Kontrolerzy sprawdzili jak dużą część pieniędzy lubelskie rodziny muszą oddawać miejskim wodociągom. Skąd wiedzieli, ile mamy do wydania? Sięgnęli po statystyczny wskaźnik zwany przeciętnym dochodem rozporządzalnym. Z tego dochodu bez większego niezadowolenia jesteśmy w stanie wydać na wodę i ścieki 3 proc. domowego budżetu. Nazywa się to „górną granicą wartości akceptowalnej społecznie”.
Do granicy w Lublinie nam blisko, bo wodociągom oddajemy 2,79 proc. pieniędzy. Więcej oddaje się w innych miastach, którym przyglądała się Najwyższa Izba Kontroli: w Krakowie, Szczecinie i Poznaniu. Zaś łagodniejsza dla portfeli jest woda we Wrocławiu.

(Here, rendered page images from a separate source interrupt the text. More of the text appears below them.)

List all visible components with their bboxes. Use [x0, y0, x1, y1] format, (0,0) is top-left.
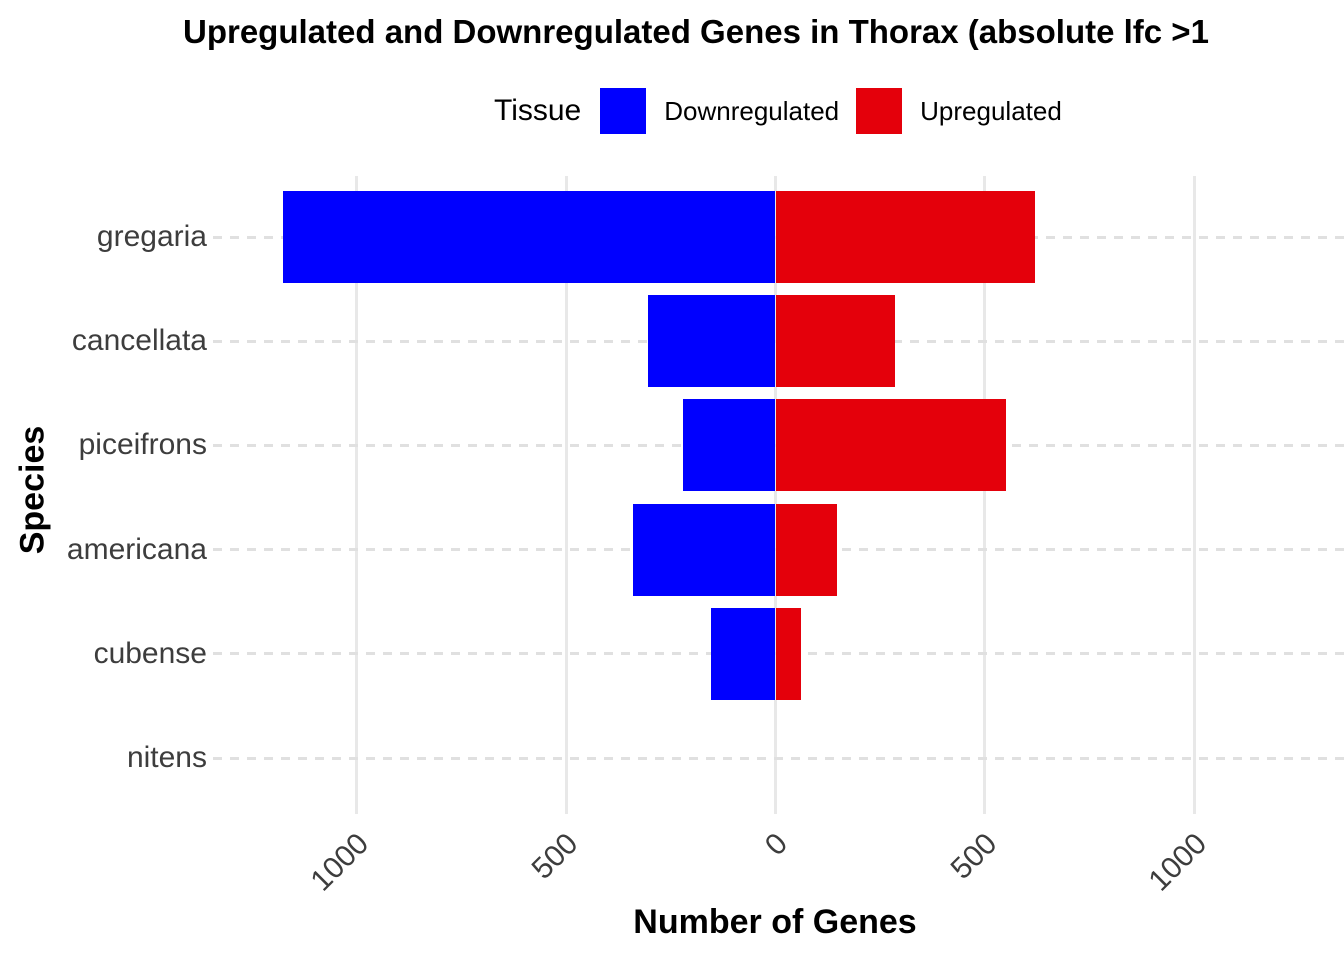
bar-downregulated-piceifrons	[683, 399, 776, 492]
legend-item-upregulated: Upregulated	[856, 88, 1062, 134]
y-tick-label-cancellata: cancellata	[71, 324, 207, 358]
bar-upregulated-americana	[775, 503, 838, 596]
bar-downregulated-cubense	[710, 607, 776, 700]
legend-item-downregulated: Downregulated	[600, 88, 839, 134]
legend-key-downregulated	[600, 88, 647, 134]
x-gridline	[355, 176, 359, 814]
y-tick-label-nitens: nitens	[126, 741, 207, 774]
legend-key-upregulated	[856, 88, 903, 134]
bar-upregulated-piceifrons	[775, 399, 1006, 492]
x-tick-label: 1000	[304, 827, 376, 898]
x-axis-title: Number of Genes	[633, 903, 917, 941]
bar-upregulated-cubense	[775, 607, 801, 700]
legend-label: Downregulated	[664, 95, 840, 126]
chart-title: Upregulated and Downregulated Genes in T…	[183, 13, 1209, 50]
x-tick-label: 500	[944, 827, 1004, 886]
x-gridline	[564, 176, 568, 814]
bar-downregulated-cancellata	[647, 295, 776, 388]
x-tick-label: 1000	[1142, 827, 1213, 898]
legend: Tissue Downregulated Upregulated	[494, 84, 1062, 138]
y-tick-label-cubense: cubense	[93, 636, 207, 670]
x-tick-label: 500	[525, 827, 585, 886]
y-tick-label-americana: americana	[66, 532, 207, 566]
legend-title: Tissue	[494, 94, 582, 127]
legend-label: Upregulated	[920, 95, 1062, 126]
y-tick-label-gregaria: gregaria	[96, 220, 207, 253]
x-gridline	[983, 176, 987, 814]
bar-downregulated-americana	[633, 503, 776, 596]
y-gridline-dashed	[213, 756, 1344, 760]
y-tick-label-piceifrons: piceifrons	[78, 428, 207, 462]
bar-upregulated-gregaria	[775, 191, 1036, 283]
x-gridline	[1192, 176, 1196, 814]
bar-upregulated-cancellata	[775, 295, 895, 388]
x-tick-label: 0	[758, 827, 794, 863]
x-gridline	[774, 176, 777, 814]
bar-downregulated-gregaria	[283, 191, 776, 283]
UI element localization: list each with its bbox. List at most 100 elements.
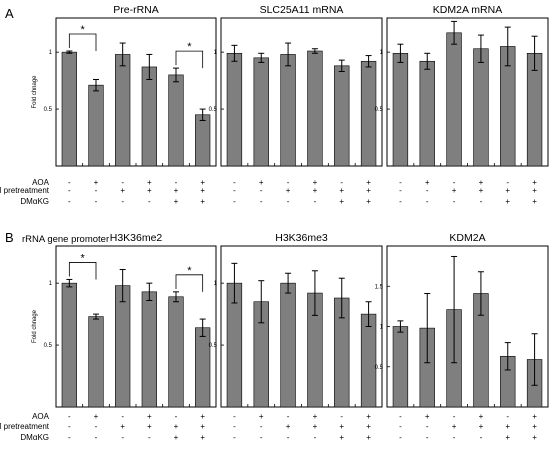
condition-sign: + [339,186,344,195]
chart-title: KDM2A [449,232,485,244]
condition-sign: + [479,186,484,195]
bar [253,57,269,167]
y-tick-label: 0.5 [375,365,384,371]
panel-b-letter: B [5,230,14,245]
condition-sign: - [233,433,236,442]
significance-bracket [68,33,97,52]
charts-layer: Pre-rRNA 0.5 1 Fold chnage * * SLC25A11 mRNA 0.… [32,4,549,408]
y-tick-label: 1.5 [375,284,384,290]
condition-sign: + [532,186,537,195]
condition-sign: + [200,186,205,195]
significance-star: * [187,265,192,277]
condition-sign: - [148,197,151,206]
condition-row-label: NPM pretreatment [0,422,50,431]
condition-sign: - [233,412,236,421]
condition-sign: - [287,178,290,187]
condition-sign: - [287,412,290,421]
condition-sign: + [200,178,205,187]
condition-sign: + [452,422,457,431]
condition-sign: + [174,197,179,206]
condition-sign: - [68,412,71,421]
conditions-layer: - + - + - +- - + + + +- - - - + +- + - + - +- - + + + +- - - - + +- + - +… [0,178,537,442]
plot-frame [386,245,549,408]
condition-sign: - [399,412,402,421]
condition-sign: + [174,433,179,442]
bar [360,60,377,167]
condition-sign: - [175,412,178,421]
condition-sign: - [121,433,124,442]
plot-frame [220,245,383,408]
bar [88,316,104,408]
condition-sign: - [506,412,509,421]
condition-sign: + [120,186,125,195]
significance-star: * [81,252,86,264]
condition-sign: - [426,197,429,206]
condition-sign: + [532,178,537,187]
bar [360,313,377,408]
y-tick-label: 0.5 [209,107,218,113]
bar [307,50,323,167]
condition-sign: - [426,186,429,195]
condition-sign: + [313,412,318,421]
condition-sign: + [200,197,205,206]
bar [115,285,131,408]
significance-bracket [175,274,204,292]
condition-sign: + [200,422,205,431]
condition-sign: + [479,412,484,421]
condition-sign: - [233,422,236,431]
bar [280,282,296,408]
chart-1: SLC25A11 mRNA 0.5 1 [209,4,383,167]
condition-sign: - [95,433,98,442]
bar [61,282,77,408]
condition-sign: + [479,178,484,187]
significance-bracket [68,262,97,280]
bar [446,32,462,167]
condition-sign: - [480,197,483,206]
condition-sign: + [339,433,344,442]
condition-sign: - [260,422,263,431]
bar [419,60,435,167]
condition-sign: + [366,412,371,421]
significance-star: * [187,41,192,53]
y-tick-label: 0.5 [375,107,384,113]
condition-sign: + [313,186,318,195]
condition-sign: + [174,186,179,195]
condition-sign: - [453,197,456,206]
condition-sign: - [287,433,290,442]
condition-sign: - [121,178,124,187]
condition-sign: - [175,178,178,187]
condition-sign: - [453,412,456,421]
condition-sign: - [260,186,263,195]
condition-sign: - [314,433,317,442]
condition-sign: + [366,186,371,195]
condition-sign: + [200,433,205,442]
condition-sign: - [399,197,402,206]
condition-sign: - [287,197,290,206]
condition-sign: - [426,433,429,442]
bar [195,114,211,167]
condition-sign: + [366,433,371,442]
condition-sign: + [147,422,152,431]
condition-sign: + [532,433,537,442]
condition-sign: + [505,186,510,195]
chart-3: H3K36me2 0.5 1 Fold chnage * * [32,232,217,408]
condition-row-label: DMαKG [20,433,49,442]
condition-sign: + [313,178,318,187]
chart-title: KDM2A mRNA [433,4,502,16]
condition-sign: + [505,422,510,431]
condition-sign: + [505,433,510,442]
chart-title: SLC25A11 mRNA [260,4,344,16]
condition-sign: - [68,197,71,206]
bar [141,291,157,408]
condition-sign: - [121,197,124,206]
condition-sign: + [200,412,205,421]
condition-sign: - [426,422,429,431]
condition-sign: + [532,412,537,421]
condition-sign: + [286,422,291,431]
condition-sign: - [68,178,71,187]
bar [334,65,350,167]
condition-sign: - [233,178,236,187]
condition-sign: + [425,178,430,187]
condition-sign: - [95,186,98,195]
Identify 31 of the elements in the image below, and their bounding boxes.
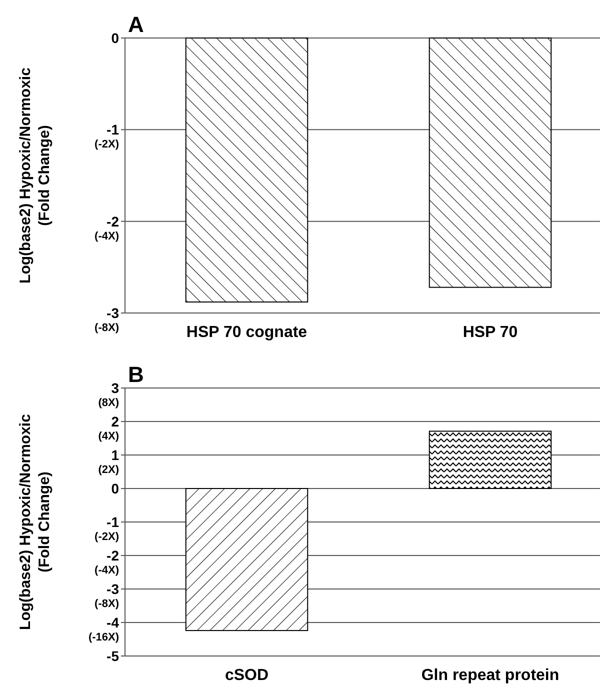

Polacy nie należą jednak do tych, którzy wodę mogą lać beztrosko. Bo w takich Niemczech przeciętne opłaty to ledwie 0,9 proc. domowego budżetu, w Portugalii 0,6 proc., w Holandii jedynie 0,3 proc., a we Włoszech już tylko... 0,2 proc. Tymczasem w Polsce, jak ocenia NIK, woda drożeje i drożeć będzie, a coraz więcej miast przekroczy „akceptowalną społecznie” granicę.
Izba sprawdziła przy okazji, co tkwi w cenach wody. Lubelskie wodociągi wliczały w nią, choć nie miały prawa, także wydatki na reklamę, tłumacząc to „koniecznością dbania o wizerunek”. Wypłynęło to na jaw już wcześniej: w grudniu pisaliśmy, że zdaniem NIK w latach 2013 i 2014 cena metra wody była przez to w Lublinie zawyżona o grosz.
Teraz za to okazuje się, że było tak nie tylko w Lublinie, bo np. mieszkańcy Szczecina biorąc prysznic dokładali się do recytatorskiego turnieju, festynu dla ogrodników, czy koncertu w przystani, bo i za to płaciła tamtejsza spółka, aby w trosce o wizerunek swe logo umieścić na plakatach.